Failure to Investigate Alleged Verbal Abuse Incident
Penalty
Summary
The facility failed to conduct a thorough investigation into an allegation of staff-to-resident verbal abuse involving a resident with multiple diagnoses, including dementia with agitation and violent behavior. The resident's care plans documented ongoing behavioral challenges and interventions, and the Minimum Data Set assessment indicated moderately impaired cognitive skills and recent physical and verbal behaviors toward others. On the date of the incident, there was no documentation in the resident's medical record regarding the alleged event between the resident and a CNA, nor was there a self-reported incident (SRI) submitted for this occurrence.
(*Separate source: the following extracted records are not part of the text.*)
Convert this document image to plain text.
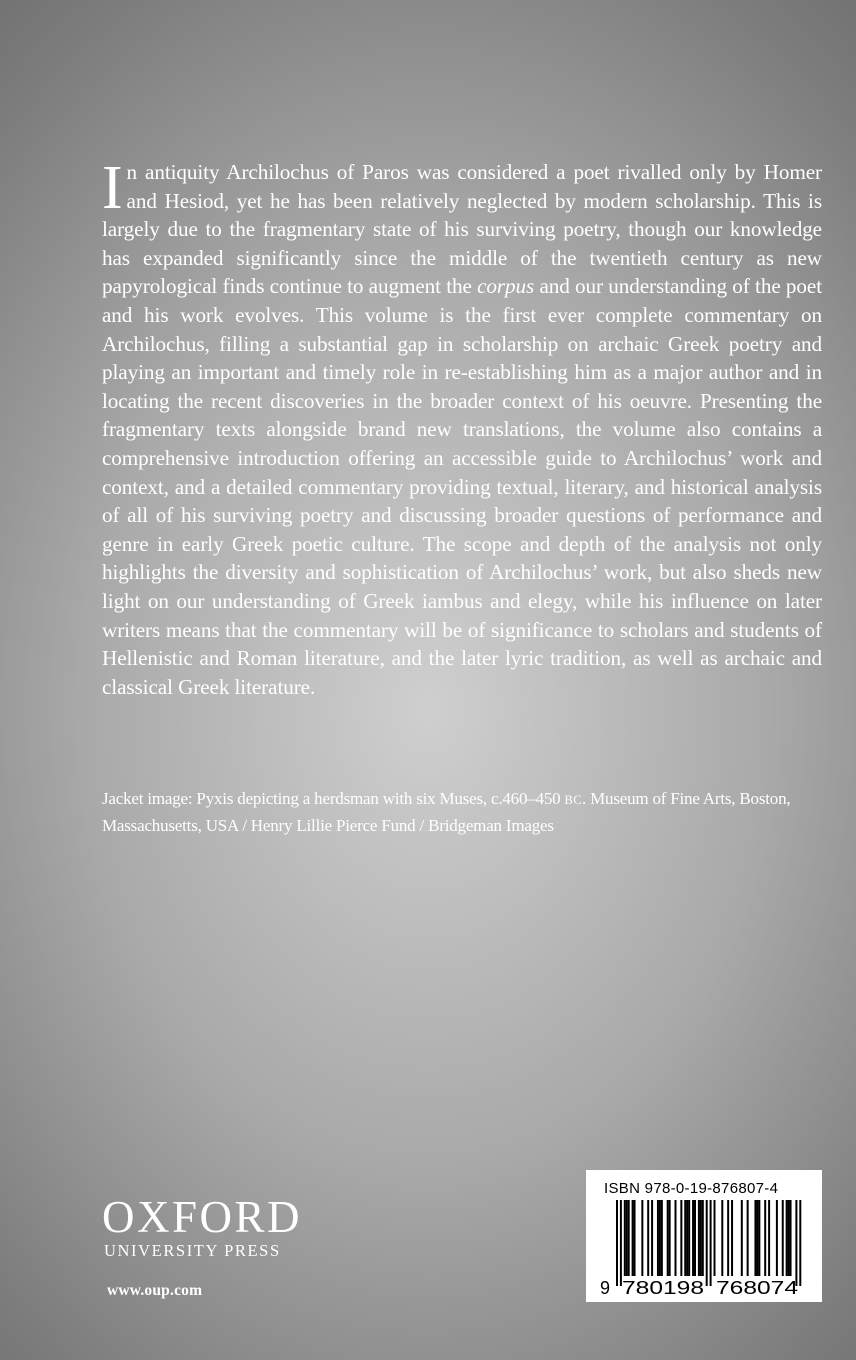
In antiquity Archilochus of Paros was considered a poet rivalled only by Homer and Hesiod, yet he has been relatively neglected by modern scholarship. This is largely due to the fragmentary state of his surviving poetry, though our knowledge has expanded significantly since the middle of the twentieth century as new papyrological finds continue to augment the corpus and our understanding of the poet and his work evolves. This volume is the first ever complete commentary on Archilochus, filling a substantial gap in scholarship on archaic Greek poetry and playing an important and timely role in re-establishing him as a major author and in locating the recent discoveries in the broader context of his oeuvre. Presenting the fragmentary texts alongside brand new translations, the volume also contains a comprehensive introduction offering an accessible guide to Archilochus’ work and context, and a detailed commentary providing textual, literary, and historical analysis of all of his surviving poetry and discussing broader questions of performance and genre in early Greek poetic culture. The scope and depth of the analysis not only highlights the diversity and sophistication of Archilochus’ work, but also sheds new light on our understanding of Greek iambus and elegy, while his influence on later writers means that the commentary will be of significance to scholars and students of Hellenistic and Roman literature, and the later lyric tradition, as well as archaic and classical Greek literature.
Jacket image: Pyxis depicting a herdsman with six Muses, c.460–450 BC. Museum of Fine Arts, Boston, Massachusetts, USA / Henry Lillie Pierce Fund / Bridgeman Images
OXFORD
UNIVERSITY PRESS
www.oup.com
ISBN 978-0-19-876807-4
9 780198 768074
Personnel records showed that the CNA involved was terminated for threatening to physically harm the resident, with witness statements from other staff members corroborating the use of threatening and profane language. However, the facility's investigation lacked critical components: there was no evidence of an interview or written statement from the alleged perpetrator, no statement from another CNA present during the incident, and a missing additional statement from a witness. Interviews with staff and the resident confirmed the occurrence of yelling, cursing, and threats, but the facility did not provide further documentation or evidence of a comprehensive investigation. The facility's policy required immediate reporting of abuse allegations, assessment of the resident, notification of the physician and resident representative, removal of the accused staff member, and documentation in the medical record. Despite these requirements, the facility did not follow through with the necessary investigative steps or documentation, resulting in a failure to appropriately respond to and investigate the alleged abuse incident.